Gail Wynand, the powerful puppet master of the world, and Howard Roark, the protagonist building architect discussed together. Gail finds a strange relief when he is with Roark, not knowing where it comes from, he questions him.
Wynand asked:
"Howard, have you ever been in love?"
Roark turned to look straight at him and answer quietly:
"I still am."
"But when you walk through a building, what you feel is greater than that?"
"Much greater, Gail"
"I was thinking of people who say that happiness is impossible on earth. Look how hard they all try to find some joy in life. Look how they struggle for it. Why should any living creature exist in pain? By what conceivable right can anyone demand that a human being exist for anything but his own joy? Every one of them wants it. Every part of him wants it. But they never find it. I wonder why. They whine and say they don't understand the meaning of life. There's a particular kind of people that I despise. Those who seek some sort of a higher purpose or 'universal goal,' who don't know what to live for, who moan that they must ‘find themselves.’ You hear it all around us. That seems to be the official bromide of our century. Every book you open. Every drooling self-confession. It seems to be the noble thing to confess. I'd think it would be the most shameful one."

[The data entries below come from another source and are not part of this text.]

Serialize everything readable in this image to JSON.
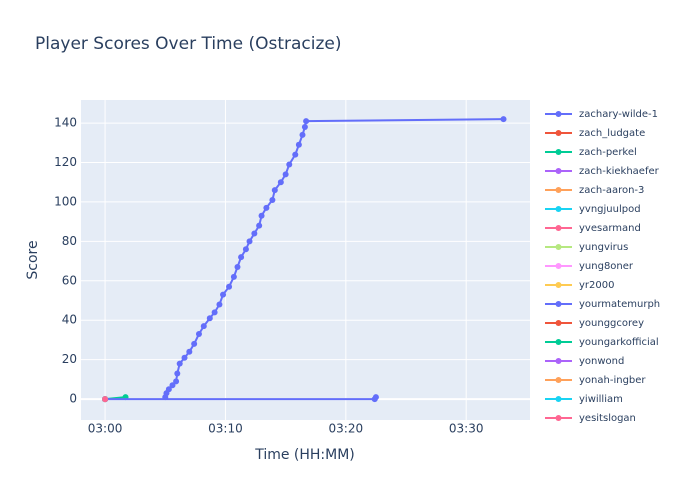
{
  "chart_data": {
    "type": "line",
    "title": "Player Scores Over Time (Ostracize)",
    "x_label": "Time (HH:MM)",
    "y_label": "Score",
    "xlim": [
      178,
      215.3
    ],
    "ylim": [
      -10.6,
      151.7
    ],
    "xticks": [
      {
        "value": 180,
        "label": "03:00"
      },
      {
        "value": 190,
        "label": "03:10"
      },
      {
        "value": 200,
        "label": "03:20"
      },
      {
        "value": 210,
        "label": "03:30"
      }
    ],
    "yticks": [
      0,
      20,
      40,
      60,
      80,
      100,
      120,
      140
    ],
    "grid": true,
    "legend": "right",
    "series": [
      {
        "name": "zachary-wilde-1",
        "color": "#636efa",
        "x": [
          185.0,
          185.1,
          185.3,
          185.6,
          185.9,
          186.0,
          186.2,
          186.6,
          187.0,
          187.4,
          187.8,
          188.2,
          188.7,
          189.1,
          189.5,
          189.8,
          190.3,
          190.7,
          191.0,
          191.3,
          191.7,
          192.0,
          192.4,
          192.8,
          193.0,
          193.4,
          193.9,
          194.1,
          194.6,
          195.0,
          195.3,
          195.8,
          196.1,
          196.4,
          196.6,
          196.7,
          213.1
        ],
        "values": [
          1,
          3,
          5,
          7,
          9,
          13,
          18,
          21,
          24,
          28,
          33,
          37,
          41,
          44,
          48,
          53,
          57,
          62,
          67,
          72,
          76,
          80,
          84,
          88,
          93,
          97,
          101,
          106,
          110,
          114,
          119,
          124,
          129,
          134,
          138,
          141,
          142
        ]
      },
      {
        "name": "zach_ludgate",
        "color": "#EF553B",
        "x": [
          180
        ],
        "values": [
          0
        ]
      },
      {
        "name": "zach-perkel",
        "color": "#00cc96",
        "x": [
          180,
          181.7
        ],
        "values": [
          0,
          1
        ]
      },
      {
        "name": "zach-kiekhaefer",
        "color": "#ab63fa",
        "x": [
          180
        ],
        "values": [
          0
        ]
      },
      {
        "name": "zach-aaron-3",
        "color": "#FFA15A",
        "x": [
          180
        ],
        "values": [
          0
        ]
      },
      {
        "name": "yvngjuulpod",
        "color": "#19d3f3",
        "x": [
          180
        ],
        "values": [
          0
        ]
      },
      {
        "name": "yvesarmand",
        "color": "#FF6692",
        "x": [
          180
        ],
        "values": [
          0
        ]
      },
      {
        "name": "yungvirus",
        "color": "#B6E880",
        "x": [
          180
        ],
        "values": [
          0
        ]
      },
      {
        "name": "yung8oner",
        "color": "#FF97FF",
        "x": [
          180
        ],
        "values": [
          0
        ]
      },
      {
        "name": "yr2000",
        "color": "#FECB52",
        "x": [
          180
        ],
        "values": [
          0
        ]
      },
      {
        "name": "yourmatemurph",
        "color": "#636efa",
        "x": [
          180,
          202.4,
          202.5
        ],
        "values": [
          0,
          0,
          1
        ]
      },
      {
        "name": "younggcorey",
        "color": "#EF553B",
        "x": [
          180
        ],
        "values": [
          0
        ]
      },
      {
        "name": "youngarkofficial",
        "color": "#00cc96",
        "x": [
          180
        ],
        "values": [
          0
        ]
      },
      {
        "name": "yonwond",
        "color": "#ab63fa",
        "x": [
          180
        ],
        "values": [
          0
        ]
      },
      {
        "name": "yonah-ingber",
        "color": "#FFA15A",
        "x": [
          180
        ],
        "values": [
          0
        ]
      },
      {
        "name": "yiwilliam",
        "color": "#19d3f3",
        "x": [
          180
        ],
        "values": [
          0
        ]
      },
      {
        "name": "yesitslogan",
        "color": "#FF6692",
        "x": [
          180
        ],
        "values": [
          0
        ]
      }
    ]
  }
}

"Look, Gail". Roark got up, reached out, tore a thick branch off a tree, held it in both hands, one fist closed at each end; then, his wrists and knuckles tensed against the resistance, he bent the branch slowly into an arc. "Now I can make what I want of it: a bow, a spear, a cane, a railing. That's the meaning of life."
"Your strength?"
"Your work." He tossed the branch aside. "The material the earth offers you and what you make of it..."
I think the Blockchain is like the tree branch. For outsiders, it feels like a boring and useless collection of bits. For programmers and entrepreneurs, it is a marvelous raw material that can be shaped with our imagination. We give it meaning and purpose.

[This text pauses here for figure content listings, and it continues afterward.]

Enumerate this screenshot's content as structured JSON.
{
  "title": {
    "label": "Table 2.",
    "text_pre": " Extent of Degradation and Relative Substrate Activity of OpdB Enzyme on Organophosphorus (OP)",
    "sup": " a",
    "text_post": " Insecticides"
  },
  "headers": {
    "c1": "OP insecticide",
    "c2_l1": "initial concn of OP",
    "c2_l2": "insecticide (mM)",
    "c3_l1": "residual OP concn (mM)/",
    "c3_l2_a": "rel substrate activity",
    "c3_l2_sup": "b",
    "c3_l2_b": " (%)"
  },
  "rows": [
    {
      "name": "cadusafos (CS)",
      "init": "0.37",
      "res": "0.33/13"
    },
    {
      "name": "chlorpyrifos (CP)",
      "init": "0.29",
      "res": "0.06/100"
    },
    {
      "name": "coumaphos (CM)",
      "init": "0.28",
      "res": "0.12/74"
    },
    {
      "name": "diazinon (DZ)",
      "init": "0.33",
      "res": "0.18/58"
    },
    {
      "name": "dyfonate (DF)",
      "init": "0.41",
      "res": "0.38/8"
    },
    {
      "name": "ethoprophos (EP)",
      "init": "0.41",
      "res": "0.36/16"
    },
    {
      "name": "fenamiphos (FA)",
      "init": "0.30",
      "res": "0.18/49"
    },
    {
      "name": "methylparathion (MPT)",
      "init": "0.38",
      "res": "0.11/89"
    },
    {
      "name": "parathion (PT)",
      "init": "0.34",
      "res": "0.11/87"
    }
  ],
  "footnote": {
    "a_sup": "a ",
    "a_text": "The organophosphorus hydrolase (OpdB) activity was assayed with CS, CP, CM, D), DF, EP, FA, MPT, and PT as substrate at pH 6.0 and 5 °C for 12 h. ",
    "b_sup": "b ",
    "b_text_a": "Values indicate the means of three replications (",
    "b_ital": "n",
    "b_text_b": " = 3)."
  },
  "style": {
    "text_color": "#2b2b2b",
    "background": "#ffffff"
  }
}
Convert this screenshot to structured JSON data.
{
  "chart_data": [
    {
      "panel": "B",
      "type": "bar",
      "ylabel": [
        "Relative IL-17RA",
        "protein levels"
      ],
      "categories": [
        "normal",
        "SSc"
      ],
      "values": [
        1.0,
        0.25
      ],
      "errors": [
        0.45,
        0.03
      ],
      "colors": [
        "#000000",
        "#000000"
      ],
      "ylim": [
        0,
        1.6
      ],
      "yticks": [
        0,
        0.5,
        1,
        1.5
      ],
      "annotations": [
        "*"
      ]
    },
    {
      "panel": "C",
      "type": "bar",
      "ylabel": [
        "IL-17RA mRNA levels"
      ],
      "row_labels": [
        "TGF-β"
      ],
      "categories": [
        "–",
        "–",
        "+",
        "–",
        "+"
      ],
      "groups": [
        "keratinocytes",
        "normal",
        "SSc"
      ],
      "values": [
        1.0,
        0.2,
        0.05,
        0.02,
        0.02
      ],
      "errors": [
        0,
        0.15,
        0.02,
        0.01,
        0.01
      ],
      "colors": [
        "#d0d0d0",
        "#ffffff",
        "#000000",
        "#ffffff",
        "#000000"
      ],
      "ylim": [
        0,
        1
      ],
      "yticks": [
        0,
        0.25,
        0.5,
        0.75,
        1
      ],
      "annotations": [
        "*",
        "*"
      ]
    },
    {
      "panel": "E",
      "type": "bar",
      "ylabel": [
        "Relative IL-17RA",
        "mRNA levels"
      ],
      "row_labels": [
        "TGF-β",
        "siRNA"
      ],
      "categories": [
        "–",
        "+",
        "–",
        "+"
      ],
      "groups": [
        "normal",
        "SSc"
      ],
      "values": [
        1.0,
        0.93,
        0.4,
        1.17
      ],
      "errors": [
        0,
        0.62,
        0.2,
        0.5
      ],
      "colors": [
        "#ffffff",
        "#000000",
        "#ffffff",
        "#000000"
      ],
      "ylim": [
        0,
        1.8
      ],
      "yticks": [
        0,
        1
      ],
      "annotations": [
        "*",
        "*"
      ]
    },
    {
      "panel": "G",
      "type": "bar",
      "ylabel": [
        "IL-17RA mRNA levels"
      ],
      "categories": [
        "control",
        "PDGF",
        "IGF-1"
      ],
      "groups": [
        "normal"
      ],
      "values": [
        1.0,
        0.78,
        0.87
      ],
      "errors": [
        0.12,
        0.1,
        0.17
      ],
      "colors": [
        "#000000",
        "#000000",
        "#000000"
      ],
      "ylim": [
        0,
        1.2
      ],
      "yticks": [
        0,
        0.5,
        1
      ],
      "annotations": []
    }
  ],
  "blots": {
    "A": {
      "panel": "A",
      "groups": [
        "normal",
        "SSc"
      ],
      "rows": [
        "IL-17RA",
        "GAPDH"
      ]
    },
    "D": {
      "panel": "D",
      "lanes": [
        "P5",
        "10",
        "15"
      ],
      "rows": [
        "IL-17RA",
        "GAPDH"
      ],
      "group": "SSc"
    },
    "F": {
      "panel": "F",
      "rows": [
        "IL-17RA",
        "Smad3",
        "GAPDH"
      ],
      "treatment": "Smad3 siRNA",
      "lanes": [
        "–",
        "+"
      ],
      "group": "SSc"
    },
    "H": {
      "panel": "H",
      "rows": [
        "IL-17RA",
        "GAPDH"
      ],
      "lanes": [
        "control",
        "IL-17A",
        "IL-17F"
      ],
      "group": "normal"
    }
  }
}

Just as you need to know about wood to make a bow, spear or cane from a branch, you need to learn about programming to shape the Blockchain. My hope is that you will discover how much your skill and intelligence can shape that useless collection of bits.
Let me warn you: learning about Bitcoin is like taking the red pill from The Matrix. You may find yourself ready to quit your job to work on it full time.
This book will take you from basic to advanced use of the Blockchain. It will not teach you how to use an API (such as the RPC API provided with Bitcoin Core), but it will teach you how to make such an API.
Satoshi Nakamoto once described Bitcoin as “boring grey in colour.”
While programming to an API can assist in getting an application up quickly, the developer is limited to innovations that can take place against the API. By fully understanding the Blockchain, the developer is empowered to unleash its full potential.